With respect to the Prosecutor General’s Office, the fight over who controls this institution has triggered a number of political crises in the Republic of Moldova over the last ten years. Former Prime Minister Vlad Filat was removed from office over a dispute with mogul Vladimir Plahotniuc regarding the prosecutor general. Maia Sandu was also ousted in 2019, when her Cabinet challenged the procedures for appointing the Prosecutor General, which led to the unravelling of the ruling coalition made up of PSRM and the ACUM-DA-PAS bloc. Following his application, Alexandru Stoianoglo was appointed Prosecutor General of the Republic of Moldova.
In November last year, Stoianoglo refused to appear before Parliament and present the activity report of the Prosecutor’s Office and findings related to the massive bank fraud in the Republic of Moldova. Stoianoglo instead organized a press conference where he made public his one-year activity report. The Prosecutor General also chose not to attend the deposition organized by Parliament’s Investigation Committee in late December regarding the “Russian Laundromat”. On January 5, prosecutors spoke publicly about political pressure on their activity.

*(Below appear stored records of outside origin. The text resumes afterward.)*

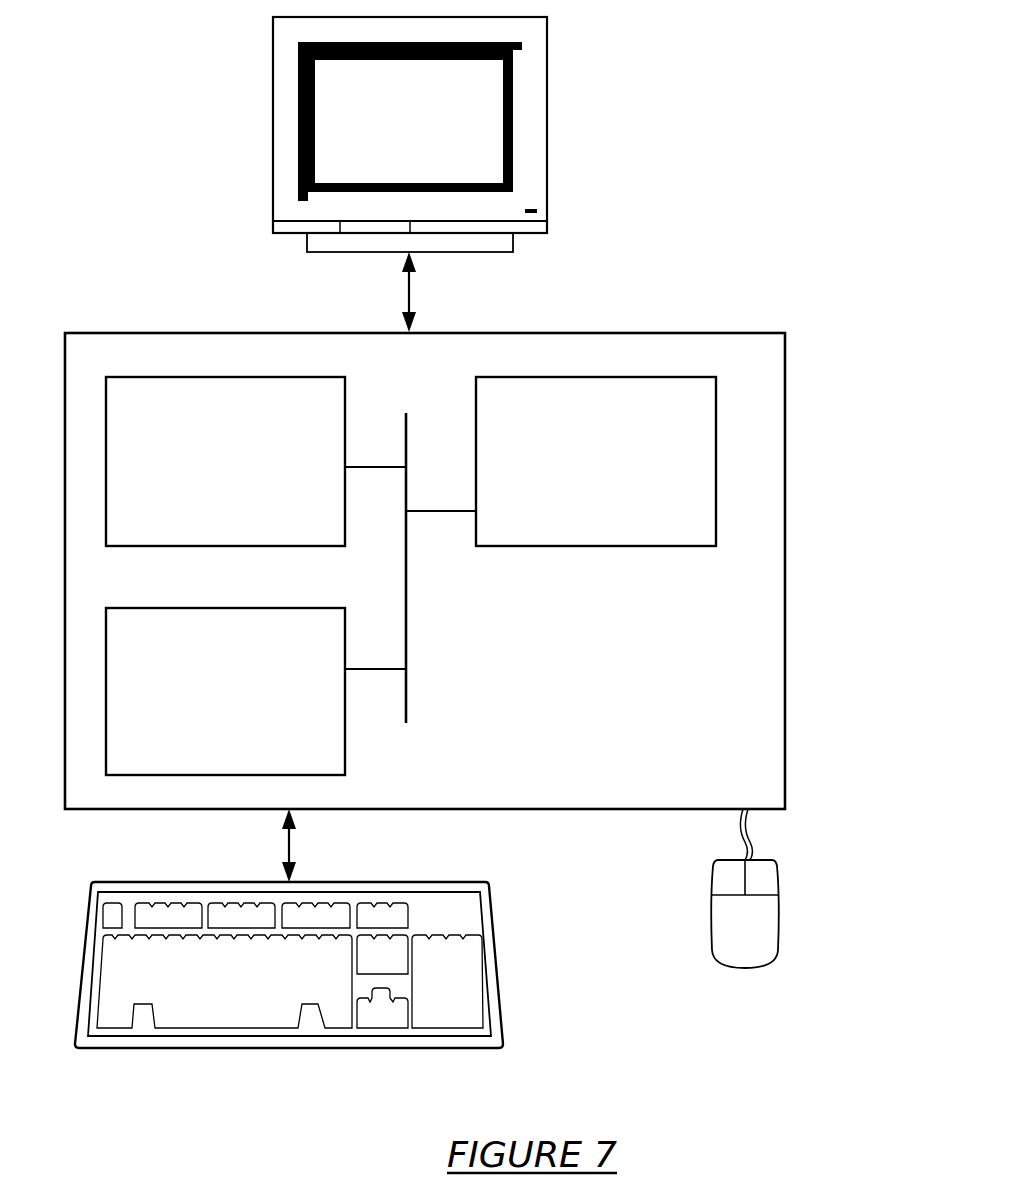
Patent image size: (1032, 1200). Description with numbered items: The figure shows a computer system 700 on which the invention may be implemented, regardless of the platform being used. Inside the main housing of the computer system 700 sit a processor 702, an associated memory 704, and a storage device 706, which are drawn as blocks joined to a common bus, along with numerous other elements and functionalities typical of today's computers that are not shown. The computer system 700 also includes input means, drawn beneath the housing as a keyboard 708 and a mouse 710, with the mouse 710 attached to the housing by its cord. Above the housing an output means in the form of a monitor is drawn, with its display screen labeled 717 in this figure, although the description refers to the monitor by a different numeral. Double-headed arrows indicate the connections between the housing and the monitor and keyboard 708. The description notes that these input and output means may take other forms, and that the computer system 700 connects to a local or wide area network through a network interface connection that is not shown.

The computer system 700 is at (803, 182).
The display monitor 717 is at (431, 137).
The processor 702 is at (624, 471).
The memory 704 is at (249, 473).
The storage device 706 is at (244, 707).
The keyboard 708 is at (239, 1007).
The mouse 710 is at (769, 942).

Prosecutor General Alexandru Stoianoglu referred to “attempts to undermine the independence of prosecutors” and “a gross insult from politicians”, which he says continued to build up as the investigation progressed.
The Prosecutor’s Office in the Republic of Moldova was accused of being controlled by the political class and used as an instrument to intimidate opponents and even undermine their public standing.
PURPOSE: By means of such articles, PSRM-controlled media seeks to smear Maia Sandu’s public image by associating her with oligarch Vladimir Plahotniuc, who dominated Moldovan politics through repressive action and used the state’s key institutions, including the Prosecutor’s Office and the National Anticorruption Center (CAN) to advance his personal agenda and intimidate his opponents.
WHY THE NARRATIVES ARE FALSE: The author writes that Maia Sandu allegedly asked the Intelligence and Security Service for information about the owners of websites in response to requests received from the USA, but provides no evidence to support his claim. At the same time, KP alleges the meetings the Moldovan president had at the start of her mandate with representatives of the SIS, PG, ANI and CNA, served as an opportunity for Sandu to turn up the pressure on these institutions, just like Plahotniuc. The author also says Sandu made a similar attempt during her time as Prime Minister (2019), proposing amendments to the draft law on the Prosecutor’s Office whereby the Prime Minister would control the course of this institution’s investigations. At the time, the Sandu Cabinet took responsibility in Parliament over modifications brought to the draft law, allowing her to appoint the Prosecutor General, after claiming the result of the vacancy-filling contest had been tampered with.
GRAIN OF TRUTH: During her first days as the new head of state, Maia Sandu met with the head of the Intelligence and Security Service, the Prosecutor General, the head of ANI and the director of CNA, where she pointed out that eradicating corruption, especially top-level graft involving high-ranking officials and public servants, is one of her priorities as President. Sandu militated for well-oiled and independent institutions and for consolidating the rule of law in the Republic of Moldova.